- Nickname(s): Sharks
- Short name: Coventry Sharks
- Founded: 2012
- Arena: Coventry Sports & Leisure Centre
- Capacity: TBC
- President: Lukasz Rusiecki
| Home | Away |

= Coventry handball club =

English handball club

Coventry Sharks Handball Club was formed in the aftermath of the 2012 Summer Olympics by Paul Cross and Colin Littlewood. The club has teams in men's and women's EHA Super-8, the men's team promoted from the Championship in 2016. The women's team reached the final of the England Handball National Cup in 2015 and 2016, only to lose to London GD and Olympia, respectively.

There had in fact previously been a handball club existing with the same name, playing at the same venue in Coventry, but it had disbanded in 1983.

== About the club ==
In its first year, the club had two men’s teams and a ladies team competing in the top league in the Midlands as well as in their respective national cups.

Men’s and women’s first teams finished 2nd in their respective leagues, earning them the right to compete in the national play-offs. The men took this opportunity with both hands, defeating Manchester Uni 21—15 to earn themselves a place in the top national league, the EHA Super 8 for the 2014/15 season.

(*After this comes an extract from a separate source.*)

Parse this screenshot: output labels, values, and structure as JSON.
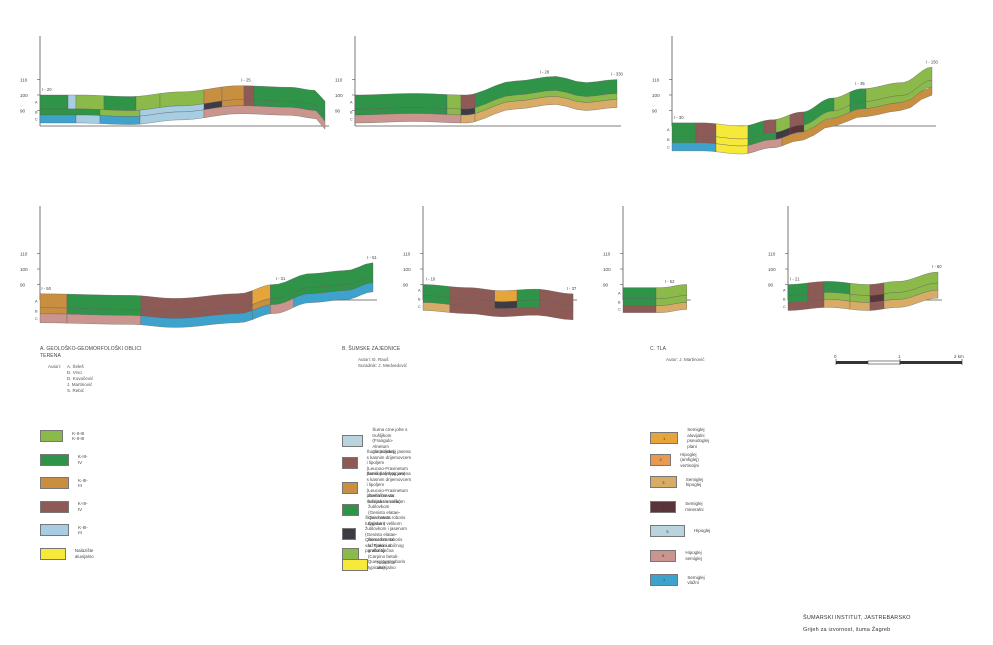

The men’s second team made their debut in Midlands League 1, finishing 5th, as well as finishing 3rd in the Southern League Cup.

As well as finishing 2nd in their league, the women also made it to the final of the EHA League Cup, where they faced London Angels in the 2013/2014 season.

In 2014/15, Coventry Academy was formed. In the same season the U16 girls entered the national competition and played their semi-final in Wolverhampton, coming second, later being chosen to play in the finals. Overall, they came third, only being beaten by Olympia Cannock and Chester. In the same season, the women beat London Angels in the semi-final of the EHA League Cup, after two periods of extra time. Following their victory, the club travelled to the Copper Box Arena in London on 16 May 2015, to support the Women's team in the final of the cup. After one period of extra time the women were defeated by London GD however had the offer to play in the European Cup, which they had to decline. By the end of the 2014/2015 season, due to their performance the team got promoted to the top English league, the Super 8, which the men had to step down from in the same season.

== Coventry Sharks Handball Club Teams ==
=== Coventry Sharks Men's First Team ===
Originally known as Coventry Sharkbite HC, the handball Club's First Men's Team was named after the Primary Sponsor Sharkbite Plumbing Solutions, which later gave the entire club the name: Coventry Sharks. The team played its first competitive season in the 2013/14, cteamting in the Midlands regional league 1, the second Tier on the English Handball pyramid. The club finished 2nd and then won promotion to the EHA Super 8 through the national playoffs overcoming University of Manchester 21-15 in London. The team later decided to step down from the Super 8 for the 2015/2016 season, following a vast number of injuries in the previous season, and are now working towards promotion once again.

=== Coventry Sharks Women's First Team ===
The Team coached by Przemysław Bednarczyk played its first competitive season in the 2013/14, competing in the Midlands regional League, the second tier of the English Handball Pyramid. The Club Finished 2nd in the League and competed in the playoffs for promotion to the Women's Super 8. Following their performance in the 2014/15 season, the women have been promoted to the Super 8.